Disassembling an executable is trivial to do. Everything is open source if you can read assembly. Obfuscation be damned.
Well decompiling is only one step in the reverse engineering process. I would recommend taking a look at the Legend of Zelda: Ocarina of Time decompile projects. They reversed engineered the whole thing, which took years and was a team effort.
In the end they got perfectly readable source code, fully documented.

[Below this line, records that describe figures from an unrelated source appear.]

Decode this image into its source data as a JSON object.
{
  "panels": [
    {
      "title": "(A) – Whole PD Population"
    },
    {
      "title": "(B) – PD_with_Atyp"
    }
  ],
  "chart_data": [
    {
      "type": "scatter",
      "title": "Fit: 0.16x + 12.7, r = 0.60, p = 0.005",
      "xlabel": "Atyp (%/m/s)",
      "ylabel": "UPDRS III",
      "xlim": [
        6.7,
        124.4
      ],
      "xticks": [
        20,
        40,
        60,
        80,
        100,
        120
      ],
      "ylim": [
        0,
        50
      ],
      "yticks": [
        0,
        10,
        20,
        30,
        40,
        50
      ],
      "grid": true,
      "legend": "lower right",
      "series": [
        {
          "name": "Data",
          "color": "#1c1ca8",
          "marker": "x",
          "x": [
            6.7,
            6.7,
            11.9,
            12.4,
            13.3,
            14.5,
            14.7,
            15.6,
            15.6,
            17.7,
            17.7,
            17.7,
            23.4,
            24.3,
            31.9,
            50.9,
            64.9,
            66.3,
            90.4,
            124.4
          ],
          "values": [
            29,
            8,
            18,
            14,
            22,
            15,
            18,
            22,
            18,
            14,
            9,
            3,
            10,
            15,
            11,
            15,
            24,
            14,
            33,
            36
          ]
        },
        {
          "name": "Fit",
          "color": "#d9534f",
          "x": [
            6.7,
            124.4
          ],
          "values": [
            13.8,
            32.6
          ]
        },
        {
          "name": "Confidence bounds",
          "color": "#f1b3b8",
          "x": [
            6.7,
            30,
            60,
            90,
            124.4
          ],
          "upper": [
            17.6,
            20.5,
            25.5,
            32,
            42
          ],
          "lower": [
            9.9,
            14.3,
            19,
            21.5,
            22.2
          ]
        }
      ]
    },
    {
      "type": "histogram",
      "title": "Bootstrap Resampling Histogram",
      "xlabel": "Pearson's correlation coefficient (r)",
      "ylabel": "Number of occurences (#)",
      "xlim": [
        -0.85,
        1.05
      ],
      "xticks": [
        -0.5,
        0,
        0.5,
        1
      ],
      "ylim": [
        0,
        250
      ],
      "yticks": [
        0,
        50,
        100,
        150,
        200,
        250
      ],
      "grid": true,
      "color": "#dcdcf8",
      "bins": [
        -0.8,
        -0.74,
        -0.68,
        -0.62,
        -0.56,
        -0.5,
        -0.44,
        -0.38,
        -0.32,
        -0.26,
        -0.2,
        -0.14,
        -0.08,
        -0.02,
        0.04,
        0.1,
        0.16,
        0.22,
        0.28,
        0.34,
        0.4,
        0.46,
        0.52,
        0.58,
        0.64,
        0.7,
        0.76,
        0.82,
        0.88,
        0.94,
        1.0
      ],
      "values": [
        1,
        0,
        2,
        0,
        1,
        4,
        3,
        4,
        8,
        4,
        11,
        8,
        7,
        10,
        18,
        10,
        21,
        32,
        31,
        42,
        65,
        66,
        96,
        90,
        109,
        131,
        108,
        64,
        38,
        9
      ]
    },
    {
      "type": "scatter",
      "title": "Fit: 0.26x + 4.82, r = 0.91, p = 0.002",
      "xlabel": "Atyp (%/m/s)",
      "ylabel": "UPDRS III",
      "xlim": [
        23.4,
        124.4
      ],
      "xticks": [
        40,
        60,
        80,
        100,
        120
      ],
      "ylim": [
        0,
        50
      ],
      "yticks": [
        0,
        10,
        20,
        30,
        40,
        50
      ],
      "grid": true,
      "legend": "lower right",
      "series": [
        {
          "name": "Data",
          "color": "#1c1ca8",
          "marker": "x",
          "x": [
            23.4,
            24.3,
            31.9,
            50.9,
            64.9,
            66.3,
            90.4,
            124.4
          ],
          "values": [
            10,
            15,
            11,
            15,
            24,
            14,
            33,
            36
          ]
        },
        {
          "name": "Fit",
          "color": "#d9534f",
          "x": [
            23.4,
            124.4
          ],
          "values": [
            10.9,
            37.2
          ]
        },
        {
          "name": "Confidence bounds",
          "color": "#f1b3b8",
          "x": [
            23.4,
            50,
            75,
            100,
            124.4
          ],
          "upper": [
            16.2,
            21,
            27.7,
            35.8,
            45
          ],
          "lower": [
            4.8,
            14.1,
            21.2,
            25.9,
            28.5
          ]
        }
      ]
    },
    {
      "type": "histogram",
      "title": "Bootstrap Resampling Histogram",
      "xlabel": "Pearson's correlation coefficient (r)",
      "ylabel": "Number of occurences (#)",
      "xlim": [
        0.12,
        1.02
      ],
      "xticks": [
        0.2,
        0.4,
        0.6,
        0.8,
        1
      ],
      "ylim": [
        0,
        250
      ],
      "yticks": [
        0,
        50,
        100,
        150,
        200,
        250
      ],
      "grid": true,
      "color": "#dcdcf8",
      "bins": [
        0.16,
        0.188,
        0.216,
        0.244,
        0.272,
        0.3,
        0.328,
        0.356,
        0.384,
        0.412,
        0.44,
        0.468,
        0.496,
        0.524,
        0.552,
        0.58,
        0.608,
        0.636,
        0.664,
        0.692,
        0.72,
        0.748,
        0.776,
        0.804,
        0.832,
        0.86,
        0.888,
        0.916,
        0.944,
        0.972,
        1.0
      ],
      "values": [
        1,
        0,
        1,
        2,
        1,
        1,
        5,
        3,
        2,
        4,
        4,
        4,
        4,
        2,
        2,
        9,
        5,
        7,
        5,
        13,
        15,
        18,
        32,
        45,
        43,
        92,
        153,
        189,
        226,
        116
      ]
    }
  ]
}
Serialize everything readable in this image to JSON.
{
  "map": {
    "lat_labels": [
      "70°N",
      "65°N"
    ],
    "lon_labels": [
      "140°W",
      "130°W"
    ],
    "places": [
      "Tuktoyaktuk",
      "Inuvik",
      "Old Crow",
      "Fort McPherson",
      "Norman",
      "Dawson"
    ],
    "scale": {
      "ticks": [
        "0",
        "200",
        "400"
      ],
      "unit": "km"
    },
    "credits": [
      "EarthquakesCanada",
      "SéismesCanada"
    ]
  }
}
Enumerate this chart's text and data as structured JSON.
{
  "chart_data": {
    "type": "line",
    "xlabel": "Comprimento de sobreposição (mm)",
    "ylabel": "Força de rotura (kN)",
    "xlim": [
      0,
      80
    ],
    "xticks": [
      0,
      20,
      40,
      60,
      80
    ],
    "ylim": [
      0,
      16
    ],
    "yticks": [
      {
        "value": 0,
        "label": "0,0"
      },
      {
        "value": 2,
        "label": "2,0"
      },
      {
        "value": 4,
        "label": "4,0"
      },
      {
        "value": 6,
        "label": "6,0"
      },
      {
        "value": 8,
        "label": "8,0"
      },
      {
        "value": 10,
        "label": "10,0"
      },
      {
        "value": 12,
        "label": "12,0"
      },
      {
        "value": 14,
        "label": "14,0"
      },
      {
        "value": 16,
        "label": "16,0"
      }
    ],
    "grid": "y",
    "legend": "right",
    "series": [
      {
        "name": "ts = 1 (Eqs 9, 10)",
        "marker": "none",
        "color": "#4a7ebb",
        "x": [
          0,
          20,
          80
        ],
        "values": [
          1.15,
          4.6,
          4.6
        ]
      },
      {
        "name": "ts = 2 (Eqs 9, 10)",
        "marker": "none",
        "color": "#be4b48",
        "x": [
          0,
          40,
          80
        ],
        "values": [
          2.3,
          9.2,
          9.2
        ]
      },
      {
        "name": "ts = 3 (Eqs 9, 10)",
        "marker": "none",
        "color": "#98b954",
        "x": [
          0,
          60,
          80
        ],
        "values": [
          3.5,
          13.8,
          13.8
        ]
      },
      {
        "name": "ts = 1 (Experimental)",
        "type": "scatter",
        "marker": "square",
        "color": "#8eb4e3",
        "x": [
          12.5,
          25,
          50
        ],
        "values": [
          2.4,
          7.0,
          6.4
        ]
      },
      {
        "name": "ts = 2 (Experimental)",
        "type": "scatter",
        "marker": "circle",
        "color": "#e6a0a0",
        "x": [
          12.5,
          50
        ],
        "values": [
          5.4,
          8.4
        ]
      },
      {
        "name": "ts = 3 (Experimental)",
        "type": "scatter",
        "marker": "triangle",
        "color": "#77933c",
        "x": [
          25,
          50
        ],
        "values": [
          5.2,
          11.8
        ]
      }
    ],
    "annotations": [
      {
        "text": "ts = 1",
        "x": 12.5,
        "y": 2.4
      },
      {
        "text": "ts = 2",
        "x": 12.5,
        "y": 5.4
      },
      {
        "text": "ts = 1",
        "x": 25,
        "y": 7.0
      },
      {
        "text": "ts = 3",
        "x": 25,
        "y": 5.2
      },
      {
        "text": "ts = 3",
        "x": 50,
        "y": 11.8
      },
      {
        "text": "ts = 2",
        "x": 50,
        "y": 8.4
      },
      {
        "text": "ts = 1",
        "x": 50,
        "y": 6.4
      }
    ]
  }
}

And the most amazing thing is, when compiled with the right compiler and right flags, it recreates the original rom perfectly.
I would also recommend a YouTuber called Kaze. He's been working on Mario 64 for years, re-writing large parts of the engine to get some pretty cool stuff going.
The hard part isn't reading assembly. The hard part is figuring out why it's doing what it's doing with no comments or function names or anything useful to help.
This is like saying if you can read English you can understand an advanced math or physics paper written in English without having any knowledge or context of those subjects.
I've used a decompiler to peek at the source code of an app written in Visual Basic I wanted to recreate as a browser addon. It was mostly successful but some variable and function names were messed up.
Variable names, class names, package structure, method names, etc. won't normally be maintained in the disassembled code. They are meaningless to the CPU, and just a series of memory addresses. In cases where you have method names being mentioned, it's likely a syscall, and it's calling a method from an existing library. I'm not familiar with VB, but at least in .Net and .Net Framework, this would be something like the System.Collections.Generic providing the implementation for List and when .Sort() is called, it makes the syscall to that compiled .dll.
You could chuck it at an AI to reverse compile it into something readable.
Instead of just getting the down votes, I'll explain why that wouldnt work.
Lastly, other comments have pointed out decompiled code is extremely expensive to analyze. The output from whatever we decompile would easily exceed the input limits for all existing LLMs.
Thanks. I was thinking that you could have an AI "looking over the shoulder" of a compiler, seeing what comes out for the code going in to it. Basically training it to spot sequences in compiled code in order to guess the instructions that compiled into that code.